Часть 15 из 54 В начало
Для доступа к библиотеке пройдите авторизацию
Я подумала о Натке. Она меня заставила поволноваться, заведя в четырнадцать лет великовозрастного бойфренда Мишу. В одно лето мы с ней синхронно обзавелись мужчинами спортивного телосложения — бицепсы, трицепсы. Ягодицы — просто каменные (Мишкины ягодицы, конечно же, не проверяла — неприлично. Я же вроде как тёща. А у Володьки — да, каменные).
Так вот, с той поры, с того восхитительного лета, когда я познакомилась с Константиновым, а дочь — с Мишкой, стоило Натке на секунду застыть в задумчивости, я сразу теряла покой: ну, всё, доча залетела.
А мою образованную дочь хлебом не корми, дай посидеть с сосредоточенным взглядом. И думает она в этот момент вовсе не о незапланированной беременности, а — страшно вымолвить! — о Ван Гоге или особенностях сослагательного наклонения во французском языке.

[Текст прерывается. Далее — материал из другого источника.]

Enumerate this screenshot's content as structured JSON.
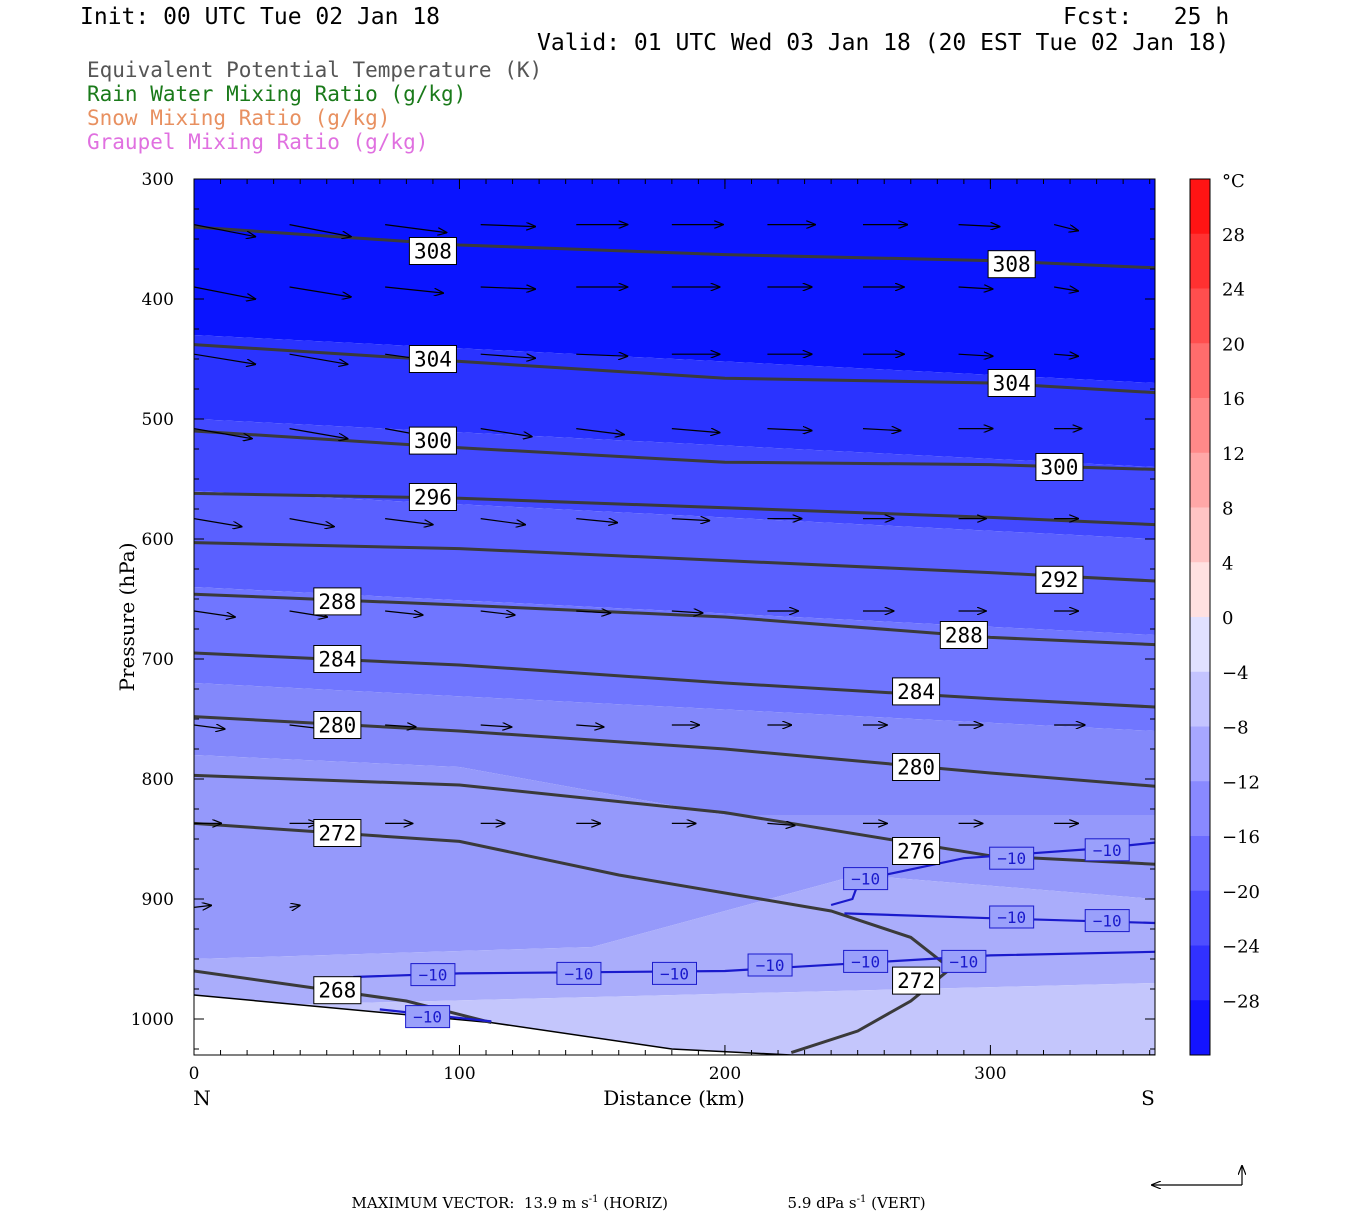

Мне повезло: мой ребёнок всегда отличался разумностью. Или это Михаил мышей не ловил. Как бы то ни было, дочке уже стукнуло восемнадцать, а я до сих пор ловко избегаю звания бабушки. Милые детишки отлично предохраняются. Аллилуйя современным контрацептивам!
Миша, надо сказать, меня удивил. Гориллообразный спортсмен, чей потолок легко просматривался — инструктор в спортклубе, и точка — он отправился вслед за любимой девушкой во Францию. Франция ему была не нужна никаким боком — с её попрошайками, беженцами, грязными тротуарами и обшарпанными бистро.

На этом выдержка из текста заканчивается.